Bauknight and AG Alan Wilson have also refused to release the agreement under which the Wingate law firm in Columbia was retained to bring a multi-million dollar lawsuit against Pope and Buchanan.
In the lawsuit, Bauknight, the AG, Hynie and some of the Brown children allege the former trustees caused tens of millions of dollars in damages to the estate — even though Bauknight has claimed to the IRS that the music empire was worth only $4.7 million when Brown died.
In a letter dated May 18, 2010, McMaster confirmed Bauknight was engaging the Wingate law firm, using the AG’s standard litigation retention agreement. That agreement provides for contingency lawsuits in which attorneys take a percentage of what they can recover.
After his recent reappointment, however, Bauknight revealed 2012 payments of over a half -million dollars from the estate to the Wingate firm for continuing to pursue the lawsuit against Pope.
One indication as to the weakness of the lawsuit is that when Buchanan settled with the estate in 2012, he owed no damages in the Wingate lawsuit and the estate paid him $500,000 for his service as trustee.
Judge Early has said he is starting proceedings from “square one,” and on Wednesday, attorneys for Hynie asked to sever two cases that had been consolidated early in the proceedings.
According to Hynie’s attorney Alan Medlin of Columbia, the suits involve different issues. In one action Hynie claims she was Brown’s spouse and is entitled to an elective share of his estate. In another action, she contests the will, claiming Brown was “unduly influenced” while writing his estate plan.
The elective share claim involves two issues, Medlin said. “Is someone a surviving spouse, and has that spouse the right to an elective share?”
Hynie claims she is entitled to a spousal share of Brown’s estate, even though she was married to another man when she and Brown exchanged vows in 2001 and she signed three documents in which she agreed never to claim a part of his estate.
Speaking for Brown’s son Terry, attorney David Bell of Augusta argued against severing the Hynie cases and in favor of carrying out James Brown’s estate plan as written. Bell further argued that the question of whether Hynie is Brown’s wife is critically important for future royalties under the Federal Copyright Act.
Louis Levenson of Atlanta, attorney for four children who are contesting the will, objected to Bell’s discussion of the Federal Copyright Act.

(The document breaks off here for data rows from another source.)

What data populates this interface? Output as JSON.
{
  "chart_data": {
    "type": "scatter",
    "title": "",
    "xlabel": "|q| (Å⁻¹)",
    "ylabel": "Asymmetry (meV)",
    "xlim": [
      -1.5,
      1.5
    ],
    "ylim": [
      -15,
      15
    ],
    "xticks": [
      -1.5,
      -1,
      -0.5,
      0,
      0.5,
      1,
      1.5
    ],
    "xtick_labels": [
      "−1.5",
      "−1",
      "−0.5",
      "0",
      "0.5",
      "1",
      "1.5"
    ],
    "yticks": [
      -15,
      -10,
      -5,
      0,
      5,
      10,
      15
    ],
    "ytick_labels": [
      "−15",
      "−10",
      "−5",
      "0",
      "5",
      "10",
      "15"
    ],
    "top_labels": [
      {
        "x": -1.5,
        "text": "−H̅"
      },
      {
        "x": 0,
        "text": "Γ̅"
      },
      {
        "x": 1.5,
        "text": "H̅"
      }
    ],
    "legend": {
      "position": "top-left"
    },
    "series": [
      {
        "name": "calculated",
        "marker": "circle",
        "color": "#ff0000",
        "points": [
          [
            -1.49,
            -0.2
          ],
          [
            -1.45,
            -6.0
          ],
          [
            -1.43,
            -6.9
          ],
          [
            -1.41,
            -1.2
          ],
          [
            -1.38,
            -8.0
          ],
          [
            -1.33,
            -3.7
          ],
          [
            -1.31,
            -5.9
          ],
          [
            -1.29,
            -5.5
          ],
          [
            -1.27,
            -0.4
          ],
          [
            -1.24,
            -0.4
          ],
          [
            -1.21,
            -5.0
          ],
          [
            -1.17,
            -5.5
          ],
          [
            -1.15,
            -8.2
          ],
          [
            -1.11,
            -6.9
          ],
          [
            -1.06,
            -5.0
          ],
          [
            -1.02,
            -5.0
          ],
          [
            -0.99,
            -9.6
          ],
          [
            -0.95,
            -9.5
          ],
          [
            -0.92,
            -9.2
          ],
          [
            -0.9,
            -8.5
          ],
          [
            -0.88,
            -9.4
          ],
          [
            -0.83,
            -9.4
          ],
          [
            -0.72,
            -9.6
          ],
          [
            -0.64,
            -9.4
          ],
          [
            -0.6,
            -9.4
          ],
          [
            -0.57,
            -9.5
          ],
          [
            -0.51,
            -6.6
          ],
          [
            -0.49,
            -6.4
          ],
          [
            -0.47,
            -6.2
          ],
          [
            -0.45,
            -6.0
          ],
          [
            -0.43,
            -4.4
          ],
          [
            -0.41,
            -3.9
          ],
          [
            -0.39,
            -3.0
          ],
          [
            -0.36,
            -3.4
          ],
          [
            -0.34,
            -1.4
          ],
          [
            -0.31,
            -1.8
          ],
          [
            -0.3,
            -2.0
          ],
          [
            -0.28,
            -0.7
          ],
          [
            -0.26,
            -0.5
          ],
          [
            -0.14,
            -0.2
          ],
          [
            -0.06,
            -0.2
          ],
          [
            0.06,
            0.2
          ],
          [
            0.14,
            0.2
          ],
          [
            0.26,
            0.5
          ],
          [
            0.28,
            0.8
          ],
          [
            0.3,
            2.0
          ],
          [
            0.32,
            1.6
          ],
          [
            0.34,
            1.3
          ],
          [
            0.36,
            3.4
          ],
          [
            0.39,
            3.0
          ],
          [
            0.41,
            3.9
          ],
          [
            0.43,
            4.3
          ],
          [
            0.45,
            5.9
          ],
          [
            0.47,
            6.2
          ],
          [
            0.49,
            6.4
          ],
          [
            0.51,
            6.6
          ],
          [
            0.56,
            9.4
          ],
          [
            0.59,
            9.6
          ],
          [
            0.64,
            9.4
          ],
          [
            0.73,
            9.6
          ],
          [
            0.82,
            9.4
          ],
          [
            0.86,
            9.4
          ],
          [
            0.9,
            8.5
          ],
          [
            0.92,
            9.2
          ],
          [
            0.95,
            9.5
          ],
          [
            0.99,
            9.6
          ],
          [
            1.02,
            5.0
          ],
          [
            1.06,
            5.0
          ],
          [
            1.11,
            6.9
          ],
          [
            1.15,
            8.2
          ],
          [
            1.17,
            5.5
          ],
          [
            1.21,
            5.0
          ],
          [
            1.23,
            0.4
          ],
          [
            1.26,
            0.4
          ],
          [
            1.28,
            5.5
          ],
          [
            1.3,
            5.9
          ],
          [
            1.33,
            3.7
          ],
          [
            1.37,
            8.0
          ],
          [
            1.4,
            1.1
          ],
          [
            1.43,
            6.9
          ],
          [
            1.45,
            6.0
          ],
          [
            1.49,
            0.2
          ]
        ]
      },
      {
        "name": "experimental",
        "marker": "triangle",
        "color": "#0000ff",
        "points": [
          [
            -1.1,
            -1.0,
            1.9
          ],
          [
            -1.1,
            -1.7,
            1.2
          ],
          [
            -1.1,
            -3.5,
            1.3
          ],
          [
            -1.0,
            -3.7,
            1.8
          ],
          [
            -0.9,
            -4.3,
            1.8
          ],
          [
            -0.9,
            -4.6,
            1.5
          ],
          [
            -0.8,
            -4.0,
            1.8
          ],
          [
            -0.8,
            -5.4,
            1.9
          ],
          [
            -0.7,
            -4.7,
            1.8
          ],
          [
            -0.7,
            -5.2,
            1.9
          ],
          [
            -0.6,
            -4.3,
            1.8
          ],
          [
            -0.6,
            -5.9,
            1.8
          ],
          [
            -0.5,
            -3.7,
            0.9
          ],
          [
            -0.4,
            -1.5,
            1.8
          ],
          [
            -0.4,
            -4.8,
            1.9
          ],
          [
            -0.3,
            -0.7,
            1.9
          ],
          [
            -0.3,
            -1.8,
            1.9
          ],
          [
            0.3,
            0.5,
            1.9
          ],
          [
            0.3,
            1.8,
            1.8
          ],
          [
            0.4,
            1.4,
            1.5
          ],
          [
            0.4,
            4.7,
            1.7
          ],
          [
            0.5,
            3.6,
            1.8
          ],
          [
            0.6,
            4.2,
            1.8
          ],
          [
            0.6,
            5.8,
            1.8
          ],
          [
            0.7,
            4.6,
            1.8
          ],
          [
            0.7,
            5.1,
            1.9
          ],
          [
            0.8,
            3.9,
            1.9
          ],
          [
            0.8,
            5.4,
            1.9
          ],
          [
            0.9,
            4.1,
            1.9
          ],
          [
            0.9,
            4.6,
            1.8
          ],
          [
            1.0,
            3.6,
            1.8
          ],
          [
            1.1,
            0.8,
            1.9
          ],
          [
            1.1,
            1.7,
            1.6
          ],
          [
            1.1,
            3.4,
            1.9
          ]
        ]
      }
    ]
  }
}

Attorney John Beach of Columbia represented David Sojourner, who was recently appointed by Judge Early as “limited special administrator” for the sole purpose of defending against the will and trust challenges. Beach took no position on severing the Hynie cases, but he did have questions about the extent of Sojourner’s authority to handle other cases related to the estate.
Beach did not ask Judge Early to lift gag orders that prevent any discussion of the “Hynie diary.” According to a longtime friend, the diary contains evidence that Hynie was not Brown’s wife and she knew it. Hynie’s attorneys have admitted that lifting the gag orders would cause “irreparable harm” to her spousal claim.

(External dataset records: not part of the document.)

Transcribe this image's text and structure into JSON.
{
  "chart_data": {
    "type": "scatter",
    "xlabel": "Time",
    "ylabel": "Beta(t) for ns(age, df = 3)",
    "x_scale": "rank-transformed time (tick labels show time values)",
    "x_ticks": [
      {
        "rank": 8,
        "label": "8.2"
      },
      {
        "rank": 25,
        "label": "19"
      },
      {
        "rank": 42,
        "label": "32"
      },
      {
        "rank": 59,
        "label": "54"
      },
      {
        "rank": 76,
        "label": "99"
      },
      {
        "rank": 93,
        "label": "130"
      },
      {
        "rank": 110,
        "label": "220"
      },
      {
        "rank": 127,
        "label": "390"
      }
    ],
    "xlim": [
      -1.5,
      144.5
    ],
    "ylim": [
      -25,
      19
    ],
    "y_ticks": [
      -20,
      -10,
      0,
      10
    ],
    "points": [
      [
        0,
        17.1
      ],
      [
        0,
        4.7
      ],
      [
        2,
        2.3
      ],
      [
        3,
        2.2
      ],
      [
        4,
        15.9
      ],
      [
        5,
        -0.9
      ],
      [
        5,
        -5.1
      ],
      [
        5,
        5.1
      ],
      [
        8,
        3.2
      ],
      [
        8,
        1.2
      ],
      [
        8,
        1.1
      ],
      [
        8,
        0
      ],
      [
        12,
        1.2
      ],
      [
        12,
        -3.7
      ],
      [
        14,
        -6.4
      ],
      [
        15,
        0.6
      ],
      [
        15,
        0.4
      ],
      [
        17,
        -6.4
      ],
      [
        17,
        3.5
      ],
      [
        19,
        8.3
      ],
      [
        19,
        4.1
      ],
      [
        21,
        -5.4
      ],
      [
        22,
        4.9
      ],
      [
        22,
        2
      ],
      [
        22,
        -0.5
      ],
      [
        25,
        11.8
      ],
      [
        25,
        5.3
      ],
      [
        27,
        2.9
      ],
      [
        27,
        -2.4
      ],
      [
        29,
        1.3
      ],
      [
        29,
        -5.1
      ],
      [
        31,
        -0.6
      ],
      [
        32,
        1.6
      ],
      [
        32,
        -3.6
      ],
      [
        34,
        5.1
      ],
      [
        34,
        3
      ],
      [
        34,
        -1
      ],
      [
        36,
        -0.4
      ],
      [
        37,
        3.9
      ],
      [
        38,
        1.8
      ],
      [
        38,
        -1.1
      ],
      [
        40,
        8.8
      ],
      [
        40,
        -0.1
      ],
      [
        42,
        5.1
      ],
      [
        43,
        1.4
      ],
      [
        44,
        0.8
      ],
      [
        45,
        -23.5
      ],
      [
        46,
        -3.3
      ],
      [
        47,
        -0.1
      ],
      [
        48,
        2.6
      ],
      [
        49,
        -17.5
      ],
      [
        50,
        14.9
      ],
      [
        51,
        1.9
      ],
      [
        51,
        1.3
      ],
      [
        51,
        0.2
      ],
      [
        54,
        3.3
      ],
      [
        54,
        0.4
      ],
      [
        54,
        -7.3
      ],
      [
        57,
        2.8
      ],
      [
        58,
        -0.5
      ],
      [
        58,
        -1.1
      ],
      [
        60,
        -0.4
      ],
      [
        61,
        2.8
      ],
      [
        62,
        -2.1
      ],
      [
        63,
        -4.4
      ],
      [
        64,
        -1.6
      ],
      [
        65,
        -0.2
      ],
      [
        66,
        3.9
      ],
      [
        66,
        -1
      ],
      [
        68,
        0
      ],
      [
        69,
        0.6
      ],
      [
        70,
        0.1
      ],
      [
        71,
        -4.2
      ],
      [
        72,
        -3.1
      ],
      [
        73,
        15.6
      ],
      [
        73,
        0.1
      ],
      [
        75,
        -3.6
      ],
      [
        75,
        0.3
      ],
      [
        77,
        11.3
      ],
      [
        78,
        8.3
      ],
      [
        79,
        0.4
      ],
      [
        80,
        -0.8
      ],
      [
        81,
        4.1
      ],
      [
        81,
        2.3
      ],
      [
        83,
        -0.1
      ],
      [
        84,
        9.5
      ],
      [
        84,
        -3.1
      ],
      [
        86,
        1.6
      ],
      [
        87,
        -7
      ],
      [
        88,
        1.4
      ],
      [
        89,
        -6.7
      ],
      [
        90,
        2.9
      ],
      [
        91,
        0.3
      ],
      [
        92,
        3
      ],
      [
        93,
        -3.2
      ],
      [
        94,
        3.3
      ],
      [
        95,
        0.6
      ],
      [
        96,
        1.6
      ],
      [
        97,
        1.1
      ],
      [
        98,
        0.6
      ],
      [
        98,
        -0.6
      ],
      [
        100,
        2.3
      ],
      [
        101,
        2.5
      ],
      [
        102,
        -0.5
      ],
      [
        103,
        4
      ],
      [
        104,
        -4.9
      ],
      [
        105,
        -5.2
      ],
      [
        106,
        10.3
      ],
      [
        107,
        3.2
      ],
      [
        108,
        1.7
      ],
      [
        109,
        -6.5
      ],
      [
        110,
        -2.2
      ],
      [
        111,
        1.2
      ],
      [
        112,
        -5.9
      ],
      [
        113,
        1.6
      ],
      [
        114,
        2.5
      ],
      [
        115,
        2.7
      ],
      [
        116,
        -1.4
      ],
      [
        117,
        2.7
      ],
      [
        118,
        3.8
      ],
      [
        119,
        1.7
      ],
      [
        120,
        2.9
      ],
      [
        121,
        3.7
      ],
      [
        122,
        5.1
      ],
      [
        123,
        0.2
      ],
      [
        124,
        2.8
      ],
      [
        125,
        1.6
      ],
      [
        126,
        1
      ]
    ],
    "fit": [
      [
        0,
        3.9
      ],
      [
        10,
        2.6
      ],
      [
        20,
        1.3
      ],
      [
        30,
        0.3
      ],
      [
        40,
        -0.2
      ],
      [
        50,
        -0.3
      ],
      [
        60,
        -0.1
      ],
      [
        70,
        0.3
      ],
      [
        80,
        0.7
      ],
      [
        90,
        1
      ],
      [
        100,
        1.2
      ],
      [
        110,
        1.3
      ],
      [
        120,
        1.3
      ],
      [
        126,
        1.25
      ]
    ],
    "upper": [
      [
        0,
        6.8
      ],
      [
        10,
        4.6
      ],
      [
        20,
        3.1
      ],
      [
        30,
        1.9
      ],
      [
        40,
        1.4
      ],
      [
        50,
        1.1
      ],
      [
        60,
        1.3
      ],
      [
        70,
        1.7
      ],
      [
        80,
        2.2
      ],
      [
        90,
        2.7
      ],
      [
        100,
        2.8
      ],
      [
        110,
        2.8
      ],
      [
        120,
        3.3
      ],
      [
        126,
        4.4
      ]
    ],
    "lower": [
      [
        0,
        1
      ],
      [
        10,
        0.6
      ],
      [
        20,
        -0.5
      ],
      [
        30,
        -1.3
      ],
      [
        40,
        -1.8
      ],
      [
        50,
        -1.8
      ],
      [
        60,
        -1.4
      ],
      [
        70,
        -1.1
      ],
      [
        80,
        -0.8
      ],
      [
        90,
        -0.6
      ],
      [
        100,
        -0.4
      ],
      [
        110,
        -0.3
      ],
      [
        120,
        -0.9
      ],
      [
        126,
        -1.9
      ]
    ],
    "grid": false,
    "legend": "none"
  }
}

Not represented at the hearing were a number of Brown’s children, including son Daryl, who has launched a national campaign to save his father’s estate plan. Also not represented were three DNA-proven daughters and the seven grandchildren to whom James Brown gave $285,000 education trusts. These seven education trusts were destroyed by the McMaster deal but reinstated in the May 8 Supreme Court decision.
No representative of AG Wilson spoke. At the AG’s request, he was removed as a party in the Aiken County proceedings in an order filed the day of the hearing.
Judge Early ruled to separate the Hynie cases but to consolidate discovery. Beach was asked to work up a scheduling order within 15 days.